Gillis experiences extreme anxiety in crowds and a visit to a welfare office triggers stress. “It’s a welfare office. I’m a person with a disability. I get treated, when I go in there, almost like a criminal when I ask for something,” he said, noting clients can’t download a form, get it signed by a doctor and fax it in.

Anxiety also keeps him from queuing up at food banks.

Gillis wrote about eating sugar from the bag for the summer issue of the Right to Food Zine that’s published through the Downtown Eastside Neighbourhood House to draw attention to food insecurity in Canada.

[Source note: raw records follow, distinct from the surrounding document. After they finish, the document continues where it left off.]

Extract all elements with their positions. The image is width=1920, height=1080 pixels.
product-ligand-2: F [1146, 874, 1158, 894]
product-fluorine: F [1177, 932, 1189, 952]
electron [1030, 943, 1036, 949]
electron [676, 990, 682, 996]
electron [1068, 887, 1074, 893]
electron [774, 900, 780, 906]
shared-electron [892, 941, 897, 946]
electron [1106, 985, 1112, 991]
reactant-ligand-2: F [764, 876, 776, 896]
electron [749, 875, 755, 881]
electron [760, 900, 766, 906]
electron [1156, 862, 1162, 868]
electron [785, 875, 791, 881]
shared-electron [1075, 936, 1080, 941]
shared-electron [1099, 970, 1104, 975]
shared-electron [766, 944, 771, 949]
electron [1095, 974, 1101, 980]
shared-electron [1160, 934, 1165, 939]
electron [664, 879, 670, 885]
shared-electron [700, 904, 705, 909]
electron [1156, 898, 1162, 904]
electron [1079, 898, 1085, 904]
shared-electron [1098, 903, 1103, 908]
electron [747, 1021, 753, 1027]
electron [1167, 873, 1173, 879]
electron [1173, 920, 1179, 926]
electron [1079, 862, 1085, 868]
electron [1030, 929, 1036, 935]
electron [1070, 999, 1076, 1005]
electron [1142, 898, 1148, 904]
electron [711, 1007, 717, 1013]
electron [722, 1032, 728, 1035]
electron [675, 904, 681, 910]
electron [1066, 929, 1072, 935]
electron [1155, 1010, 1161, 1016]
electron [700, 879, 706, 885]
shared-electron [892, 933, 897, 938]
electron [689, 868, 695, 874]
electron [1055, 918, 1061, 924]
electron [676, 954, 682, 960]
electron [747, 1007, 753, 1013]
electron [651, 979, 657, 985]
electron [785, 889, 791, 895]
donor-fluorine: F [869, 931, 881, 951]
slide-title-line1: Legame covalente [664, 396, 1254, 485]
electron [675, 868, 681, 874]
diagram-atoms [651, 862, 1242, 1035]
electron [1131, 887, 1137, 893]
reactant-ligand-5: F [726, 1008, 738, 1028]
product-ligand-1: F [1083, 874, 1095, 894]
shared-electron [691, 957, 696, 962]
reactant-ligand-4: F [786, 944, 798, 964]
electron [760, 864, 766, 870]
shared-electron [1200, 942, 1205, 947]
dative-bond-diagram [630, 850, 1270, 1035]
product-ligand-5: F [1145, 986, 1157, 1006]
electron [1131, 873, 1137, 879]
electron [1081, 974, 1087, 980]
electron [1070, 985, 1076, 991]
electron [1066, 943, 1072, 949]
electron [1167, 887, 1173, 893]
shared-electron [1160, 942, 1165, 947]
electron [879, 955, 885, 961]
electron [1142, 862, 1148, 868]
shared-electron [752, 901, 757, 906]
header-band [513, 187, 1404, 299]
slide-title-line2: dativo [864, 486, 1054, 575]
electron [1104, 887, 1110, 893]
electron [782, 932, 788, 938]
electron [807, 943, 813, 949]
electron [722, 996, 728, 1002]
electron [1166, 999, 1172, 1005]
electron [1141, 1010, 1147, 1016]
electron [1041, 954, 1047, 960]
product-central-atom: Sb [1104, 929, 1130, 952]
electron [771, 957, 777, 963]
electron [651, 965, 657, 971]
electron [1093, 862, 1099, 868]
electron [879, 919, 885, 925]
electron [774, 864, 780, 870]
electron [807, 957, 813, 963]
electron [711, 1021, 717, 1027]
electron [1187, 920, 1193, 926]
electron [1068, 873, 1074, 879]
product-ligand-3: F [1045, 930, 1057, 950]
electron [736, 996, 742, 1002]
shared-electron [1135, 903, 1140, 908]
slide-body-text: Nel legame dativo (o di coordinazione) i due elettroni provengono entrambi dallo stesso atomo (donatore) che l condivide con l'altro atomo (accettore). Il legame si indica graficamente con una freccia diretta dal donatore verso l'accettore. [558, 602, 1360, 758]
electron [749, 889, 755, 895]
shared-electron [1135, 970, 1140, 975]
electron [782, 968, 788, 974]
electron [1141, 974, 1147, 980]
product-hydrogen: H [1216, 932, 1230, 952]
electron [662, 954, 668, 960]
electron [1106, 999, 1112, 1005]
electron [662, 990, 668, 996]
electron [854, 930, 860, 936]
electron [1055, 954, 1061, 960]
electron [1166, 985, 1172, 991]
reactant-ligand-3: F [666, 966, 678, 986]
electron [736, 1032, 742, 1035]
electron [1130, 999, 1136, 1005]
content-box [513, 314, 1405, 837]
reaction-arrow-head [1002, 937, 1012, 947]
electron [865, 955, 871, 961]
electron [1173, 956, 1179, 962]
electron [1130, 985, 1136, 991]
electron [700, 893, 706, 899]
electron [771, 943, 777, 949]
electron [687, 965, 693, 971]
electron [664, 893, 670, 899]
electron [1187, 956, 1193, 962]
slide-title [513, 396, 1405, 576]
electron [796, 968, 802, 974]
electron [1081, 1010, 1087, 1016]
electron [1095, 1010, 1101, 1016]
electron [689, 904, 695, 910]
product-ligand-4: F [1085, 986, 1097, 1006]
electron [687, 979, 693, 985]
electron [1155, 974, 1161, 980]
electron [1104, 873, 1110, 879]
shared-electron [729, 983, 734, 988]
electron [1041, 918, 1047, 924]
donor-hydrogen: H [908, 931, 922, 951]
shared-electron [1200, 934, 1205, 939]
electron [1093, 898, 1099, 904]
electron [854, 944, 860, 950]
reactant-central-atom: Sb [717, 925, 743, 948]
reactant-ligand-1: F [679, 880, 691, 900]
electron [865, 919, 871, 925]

“I’m lucky because I’m on disability. I get $900 a month, but yesterday I was handing bananas out to people standing in line for a cheque for $600,” he said. “They will have to get along as best they can for the rest of the month, standing in line here, standing in line there waiting for a meal, spending big chunks of their lives waiting for something to be given to them.”

Gillis wants a living wage instituted in B.C. He also wants more vocational rehabilitation for people with disabilities.

Raise the Rates contends social assistance and minimum wage rates must be increased and indexed to inflation. The coalition of organizations concerned with poverty and homelessness is asking residents of B.C. to eat for $26 a week, the amount of money it calculates a single, able-bodied person on social assistance has to spend on food, Oct. 16 to 22.